By Paul Wasko
Many educators are beginning to explore digital storytelling as an assessment methodology within their courses or programs. The ideas behind “digital storytelling” are not new and began to emerge in the later part of the
20th century. (If you are interested, the Center for Digital Storytelling has a brief history at http://storycenter.org/history ).
As the former director of eFolioMinnesota, I am very interested in the use of digital portfolios to support digital storytelling efforts.
What is new in digital storytelling are the tools students and educators can use to author their digital content.
Historically, digital authoring tools often involved some knowledge of HTML commands.
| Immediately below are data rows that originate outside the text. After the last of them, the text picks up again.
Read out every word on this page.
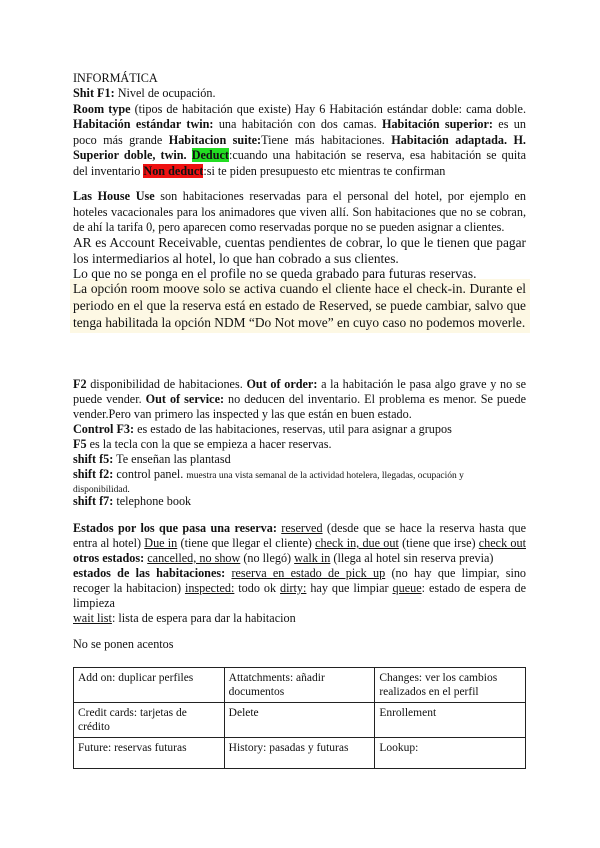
INFORMÁTICA
Shit F1: Nivel de ocupación.
Room type (tipos de habitación que existe) Hay 6 Habitación estándar doble: cama doble.
Habitación estándar twin: una habitación con dos camas. Habitación superior: es un
poco más grande Habitacion suite:Tiene más habitaciones. Habitación adaptada. H.
Superior doble, twin. Deduct:cuando una habitación se reserva, esa habitación se quita
del inventario Non deduct:si te piden presupuesto etc mientras te confirman
Las House Use son habitaciones reservadas para el personal del hotel, por ejemplo en
hoteles vacacionales para los animadores que viven allí. Son habitaciones que no se cobran,
de ahí la tarifa 0, pero aparecen como reservadas porque no se pueden asignar a clientes.
AR es Account Receivable, cuentas pendientes de cobrar, lo que le tienen que pagar
los intermediarios al hotel, lo que han cobrado a sus clientes.
Lo que no se ponga en el profile no se queda grabado para futuras reservas.
La opción room moove solo se activa cuando el cliente hace el check-in. Durante el
periodo en el que la reserva está en estado de Reserved, se puede cambiar, salvo que
tenga habilitada la opción NDM “Do Not move” en cuyo caso no podemos moverle.
F2 disponibilidad de habitaciones. Out of order: a la habitación le pasa algo grave y no se
puede vender. Out of service: no deducen del inventario. El problema es menor. Se puede
vender.Pero van primero las inspected y las que están en buen estado.
Control F3: es estado de las habitaciones, reservas, util para asignar a grupos
F5 es la tecla con la que se empieza a hacer reservas.
shift f5: Te enseñan las plantasd
shift f2: control panel. muestra una vista semanal de la actividad hotelera, llegadas, ocupación y
disponibilidad.
shift f7: telephone book
Estados por los que pasa una reserva: reserved (desde que se hace la reserva hasta que
entra al hotel) Due in (tiene que llegar el cliente) check in, due out (tiene que irse) check out
otros estados: cancelled, no show (no llegó) walk in (llega al hotel sin reserva previa)
estados de las habitaciones: reserva en estado de pick up (no hay que limpiar, sino
recoger la habitacion) inspected: todo ok dirty: hay que limpiar queue: estado de espera de
limpieza
wait list: lista de espera para dar la habitacion
No se ponen acentos
Add on: duplicar perfiles	Attatchments: añadir documentos	Changes: ver los cambios realizados en el perfil
Credit cards: tarjetas de crédito	Delete	Enrollement
Future: reservas futuras	History: pasadas y futuras	Lookup:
However, with today’s online tools, creating a simple photoshow is straightforward using tools like http://Flickr.com.
So, if digital storytelling tools have become accessible to the average digitally literate student/educator then why are we not seeing digital storytelling emerge in classes throughout our education community? The reason: the tools might be simple but we still have to figure out how to apply and use them. This takes practice and knowledge. (I know how to use a hammer but I still couldn’t build a house on my own.).
Helping you and your student’s proficiency using several different story-telling tools is a goal of the University of Mary Washington’s DS106 open class (http://ds106.us/ ).
For educators, an especially useful component of the course is the Assignment Bank. The course author’s have done a wonderful job pulling together assignments that build proficiency with a variety of web-based authoring tools and services.
For example, check out “Your Favorite Teams Mashup” assignment in the “Mashup” section. The instructions for the assignment are as follows::
“Combine the logos of two or more of your favorite sports teams. Don’t just create an image with the two logos next to each other! Make the final logo look natural and cohesive.”
For educators, consider using some of these assignments as a way to build student proficiency. It is a fun, straightforward way to help us return to the art of storytelling in the 21st century.
Note that not every assignment is appropropriate for all age groups so K-12 teachers may want to modify the assignment based on their grade level.
Special thanks to my friend and colleague John Ittelson, author of Documenting Learning with ePortfolios, for introducing me to DS106.